▲ Olle’s newest hiking trail, Olle No. 18, takes a new turn from previous courses and traverses the bustling Jeju City. Photo by Steve Oberhauser
The newest addition to Jeju Olle has a gritty persona with a rough cut, urban edge.
Olle Trail No. 18 starts at Sanji Stream by Dongmun Rotary in Jeju City and stretches 18.8 kilometers to Manse Hill in Jocheon.
Along the way, the trail snakes itself through 14 landmarked places. Chances are a northern Jeju resident has been to many of these separately. Linking these spots over a five-hour trek makes the journey worthwhile.
Be forewarned, if seeking nature is the hiker’s objective, the other 21 Olle segments will provide much better opportunities.
Olle No. 18 is for understanding the beautiful relationship between many of the island’s things, which will broaden and strengthen the dendrites in your collective Jeju memory.
How do tight high-rise apartments, unkempt Jeju Clean Houses (neighborhood garbage separation and collection areas), well-used oreum (parasitic volcanic cones), winding village roads dotted with houses and sparkling vehicles, chained barking dogs and a few horses, unsuspecting bountiful wildflowers, snickering old folk lounging next to small harbor entrances, Buddhist temples, a ghost village, multiple sea views, used farm space no matter how sparse, omnipresent litter in all forms, modern coastal roads and old habits in architectural stone design and urban planning all fit together?
These answers and more are all around the trail.
From the beginning, getting to Dongmun Rotary is easy by way of the 100 bus or the minimum 2,200-won taxi fare from City Hall.
I admit I had no idea where on Sanji Stream the course officially started. At the north end, I spotted a small blue directional arrow and three Koreans with aluminum hiking sticks and was on my way.
My human compasses promptly missed the first turn off after passing the Jeju Coastal Ferry Terminal toward Sarabong. Alone, I had to now rely on my fading Photo Hunt skills to pick out the painted blue or orange arrows, or eye-level Olle ribbons hidden amidst the heaps of overbearing metropolitan stimuli.
OK, nothing really special is in the beginning of this course, yet the trail makes a surprising and twisting sidetrack during the fourth spot of Byeoldobong, away from the crowds and out the back door. Nice and peaceful.
Over some dry rock beds, and back to civilization, Goneuldong, a town that was completely destroyed during the April 3 Massacre, near Hwabuk is next. The trail lends itself to a modern meaning of Olle.
According to the Jeju Olle English Web site, it is “the Jeju word for a narrow pathway that is connected from the street to the front gate of a house. Hence, an Olle is a path that comes from a secret room to an opening space and a gateway to the world.”

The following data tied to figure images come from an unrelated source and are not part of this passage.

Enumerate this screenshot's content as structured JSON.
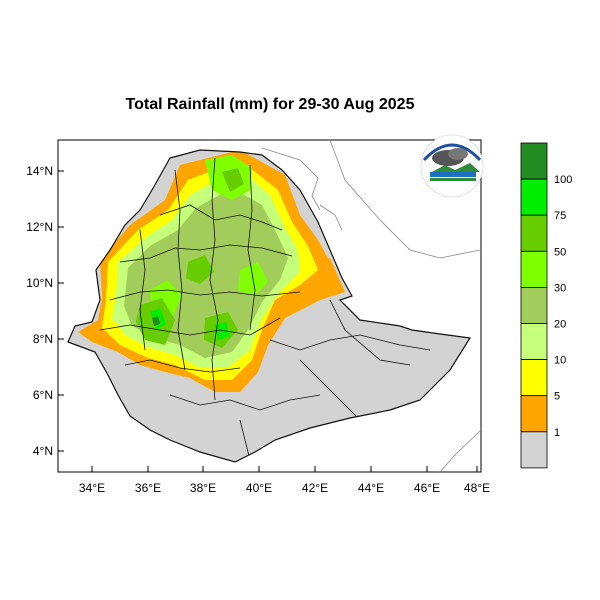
{
  "title": "Total Rainfall (mm) for 29-30 Aug 2025",
  "y_ticks": [
    "14°N",
    "12°N",
    "10°N",
    "8°N",
    "6°N",
    "4°N"
  ],
  "x_ticks": [
    "34°E",
    "36°E",
    "38°E",
    "40°E",
    "42°E",
    "44°E",
    "46°E",
    "48°E"
  ],
  "legend": {
    "labels": [
      "100",
      "75",
      "50",
      "30",
      "20",
      "10",
      "5",
      "1"
    ],
    "colors": [
      "#228B22",
      "#00EE00",
      "#66CD00",
      "#7FFF00",
      "#A2CD5A",
      "#C6FF7A",
      "#FFFF00",
      "#FFA500",
      "#D3D3D3"
    ]
  },
  "logo": {
    "name": "ethiopian-meteorology-institute-logo"
  }
}
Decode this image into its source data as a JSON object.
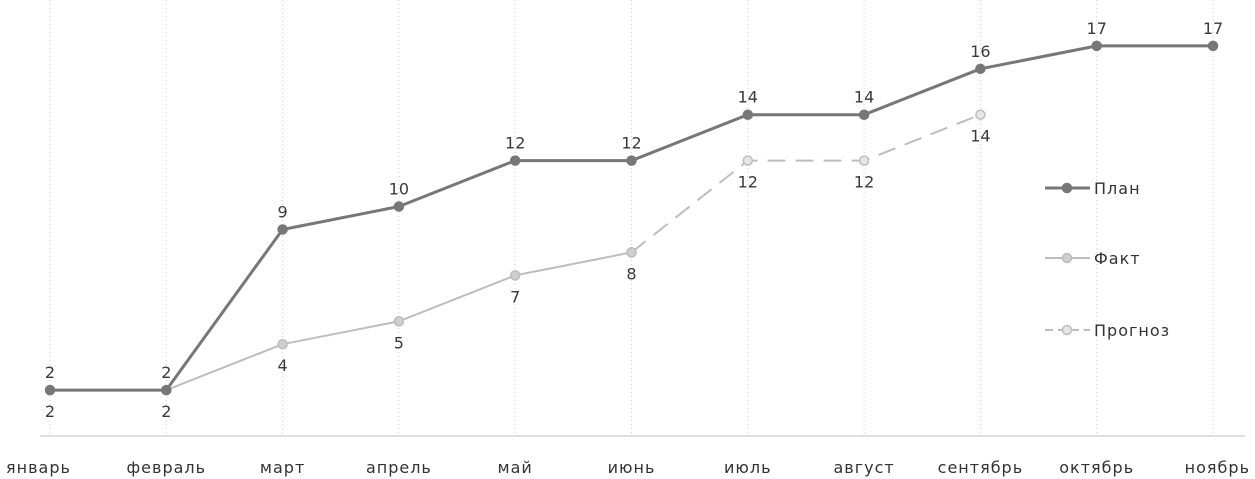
{
  "chart_data": {
    "type": "line",
    "categories": [
      "январь",
      "февраль",
      "март",
      "апрель",
      "май",
      "июнь",
      "июль",
      "август",
      "сентябрь",
      "октябрь",
      "ноябрь"
    ],
    "ylim": [
      0,
      19
    ],
    "grid": "vertical dotted",
    "legend": "right",
    "series": [
      {
        "name": "План",
        "values": [
          2,
          2,
          9,
          10,
          12,
          12,
          14,
          14,
          16,
          17,
          17
        ],
        "color": "#777777",
        "style": "solid-bold",
        "marker_fill": "#777777",
        "labels_position": "above"
      },
      {
        "name": "Факт",
        "values": [
          2,
          2,
          4,
          5,
          7,
          8,
          null,
          null,
          null,
          null,
          null
        ],
        "color": "#bdbdbd",
        "style": "solid",
        "marker_fill": "#cfcfcf",
        "labels_position": "below"
      },
      {
        "name": "Прогноз",
        "values": [
          null,
          null,
          null,
          null,
          null,
          8,
          12,
          12,
          14,
          null,
          null
        ],
        "color": "#bdbdbd",
        "style": "dashed",
        "marker_fill": "#e6e6e6",
        "labels_position": "below"
      }
    ]
  }
}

The roads are tight, really tight in this area. And the occasional local stares are a bit awkward toward the Samyang Coast Road after witnessing parts of Jeju’s intact Great Seawall along with the restored Hwabuk smoke signal edifice.

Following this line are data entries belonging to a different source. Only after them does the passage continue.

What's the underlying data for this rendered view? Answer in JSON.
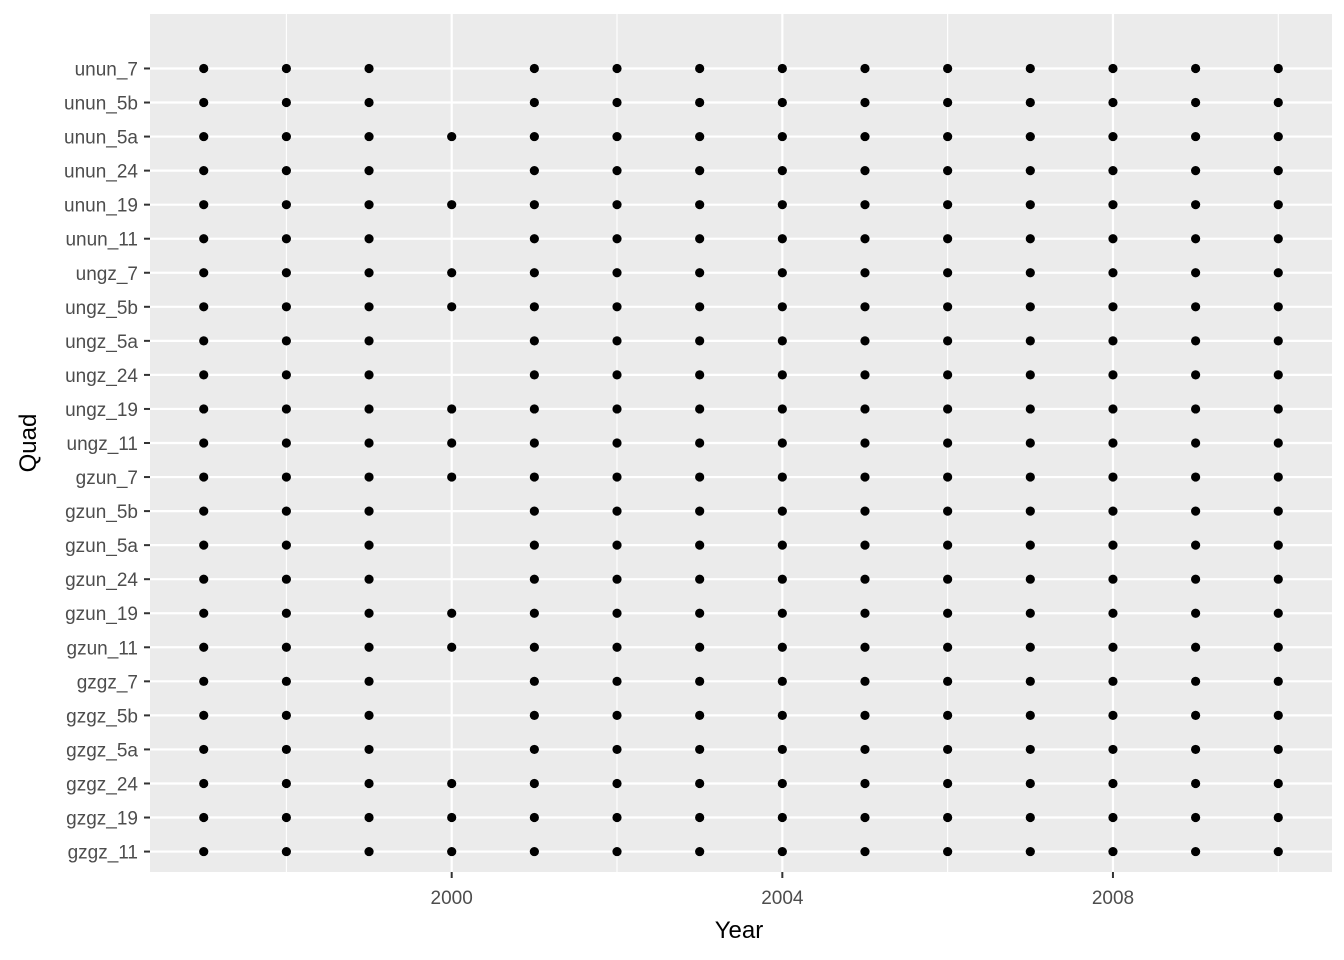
{
  "chart_data": {
    "type": "scatter",
    "xlabel": "Year",
    "ylabel": "Quad",
    "xlim": [
      1996.35,
      2010.65
    ],
    "x_ticks": [
      2000,
      2004,
      2008
    ],
    "y_categories": [
      "gzgz_11",
      "gzgz_19",
      "gzgz_24",
      "gzgz_5a",
      "gzgz_5b",
      "gzgz_7",
      "gzun_11",
      "gzun_19",
      "gzun_24",
      "gzun_5a",
      "gzun_5b",
      "gzun_7",
      "ungz_11",
      "ungz_19",
      "ungz_24",
      "ungz_5a",
      "ungz_5b",
      "ungz_7",
      "unun_11",
      "unun_19",
      "unun_24",
      "unun_5a",
      "unun_5b",
      "unun_7"
    ],
    "years": [
      1997,
      1998,
      1999,
      2000,
      2001,
      2002,
      2003,
      2004,
      2005,
      2006,
      2007,
      2008,
      2009,
      2010
    ],
    "quads_with_2000": [
      "gzgz_24",
      "gzgz_19",
      "gzgz_11",
      "gzun_19",
      "gzun_11",
      "ungz_7",
      "ungz_5b",
      "ungz_19",
      "ungz_11",
      "gzun_7",
      "unun_5a",
      "unun_19"
    ],
    "grid": true,
    "legend": "none",
    "colors": {
      "panel": "#ebebeb",
      "grid": "#ffffff",
      "point": "#000000",
      "tick": "#333333"
    }
  }
}
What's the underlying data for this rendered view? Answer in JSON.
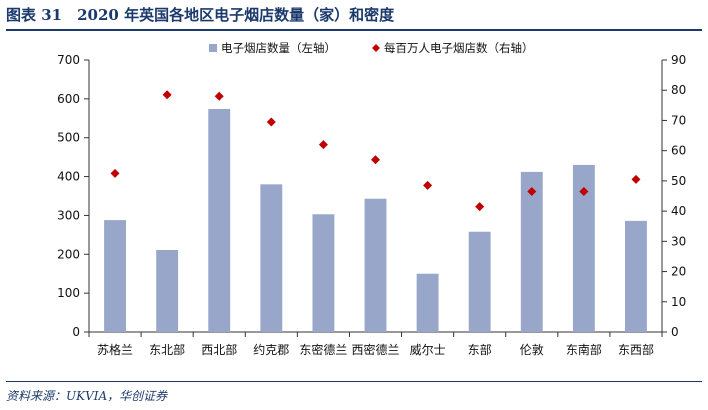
{
  "title": "图表 31　2020 年英国各地区电子烟店数量（家）和密度",
  "source": "资料来源：UKVIA，华创证券",
  "chart_data": {
    "type": "bar",
    "categories": [
      "苏格兰",
      "东北部",
      "西北部",
      "约克郡",
      "东密德兰",
      "西密德兰",
      "威尔士",
      "东部",
      "伦敦",
      "东南部",
      "东西部"
    ],
    "series": [
      {
        "name": "电子烟店数量（左轴）",
        "type": "bar",
        "axis": "left",
        "color": "#98a6c9",
        "values": [
          288,
          211,
          574,
          380,
          303,
          343,
          150,
          258,
          412,
          430,
          286
        ]
      },
      {
        "name": "每百万人电子烟店数（右轴）",
        "type": "scatter",
        "axis": "right",
        "color": "#c00000",
        "values": [
          52.5,
          78.5,
          78,
          69.5,
          62,
          57,
          48.5,
          41.5,
          46.5,
          46.5,
          50.5
        ]
      }
    ],
    "y_left": {
      "min": 0,
      "max": 700,
      "step": 100
    },
    "y_right": {
      "min": 0,
      "max": 90,
      "step": 10
    },
    "legend_position": "top-center",
    "grid": false
  }
}
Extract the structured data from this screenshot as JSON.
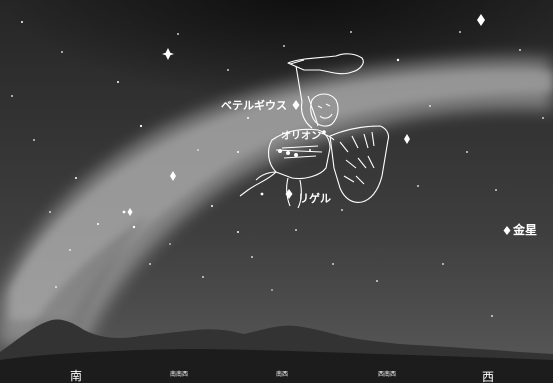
{
  "labels": {
    "betelgeuse": "ベテルギウス",
    "orion": "オリオン",
    "rigel": "リゲル",
    "venus": "金星"
  },
  "directions": {
    "south": "南",
    "sse": "南南西",
    "sw": "南西",
    "wsw": "西南西",
    "west": "西"
  },
  "colors": {
    "sky_top": "#262626",
    "sky_bottom": "#5a5a5a",
    "milky_way": "#b8b8b8",
    "mountain": "#2c2c2c",
    "ground": "#141414"
  }
}
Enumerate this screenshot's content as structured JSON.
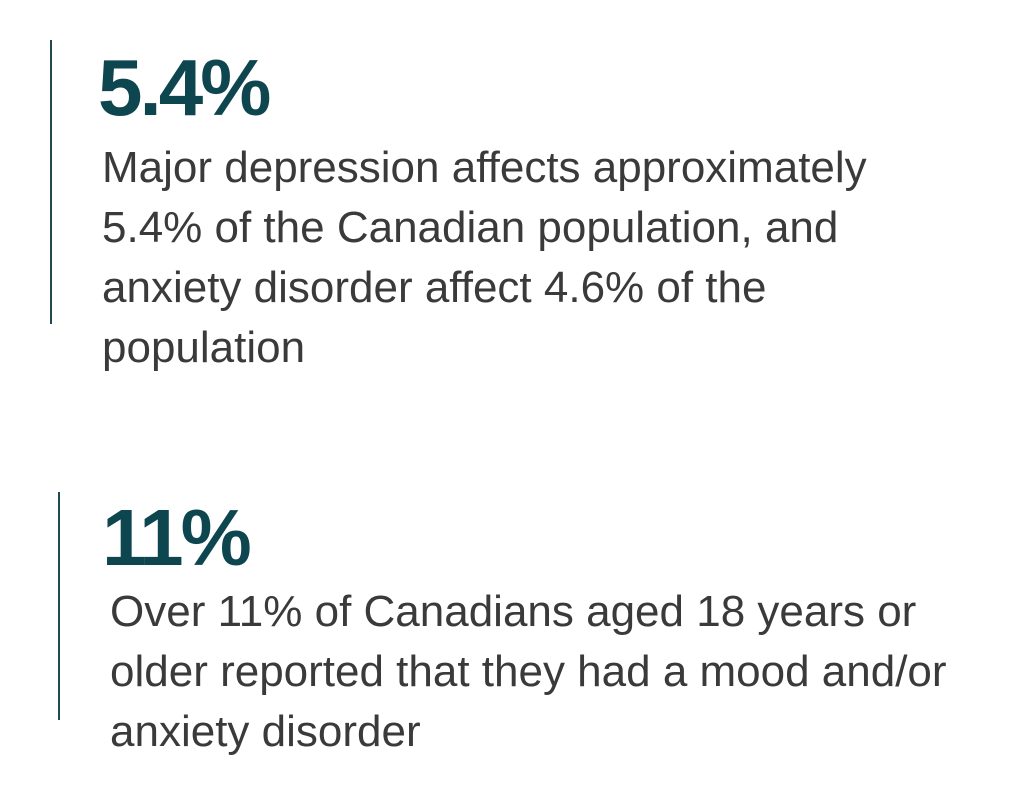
{
  "stats": [
    {
      "value": "5.4%",
      "description": "Major depression affects approximately 5.4% of the Canadian population, and anxiety disorder affect 4.6% of the population"
    },
    {
      "value": "11%",
      "description": "Over 11% of Canadians aged 18 years or older reported that they had a mood and/or anxiety disorder"
    }
  ],
  "colors": {
    "accent": "#0e4650",
    "rule": "#1f4a52",
    "text": "#3a3a3a",
    "background": "#ffffff"
  }
}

“I’m just walking the Olle trail,” I wanted to communicate to the lookie loos.
Safe, back to the wide roads and en route to Samyang’s famed Black Sand Beach. Following, the most difficult climb is Wondangbong. On top, almost 360-degree views can be had to see the course traversed before and that which lies ahead. The various adjacent temples and Bultapsa’s five-story stone pagoda, are not to be missed.
Out of this area, Olle No. 18’s literal and figurative climaxes fade quickly.
Eastward, the area quickly turns rural before hitting the last long homestretch past the villages of Sinchon and Daeseom toward Manse Hill’s anticlimactic finish.
Luckily, the bus stop close to the trail’s end offers the 20 going west to the city or the island bus east for Seongsan.
The best parts of the course are its approachability, few hikers, and the occasional notion of being alone and surrounded by so much. Yet, the feeling of walking aimlessly anywhere between Jeju City and Jocheon is rather common.
Many times No. 18 did not really seem Olle enough.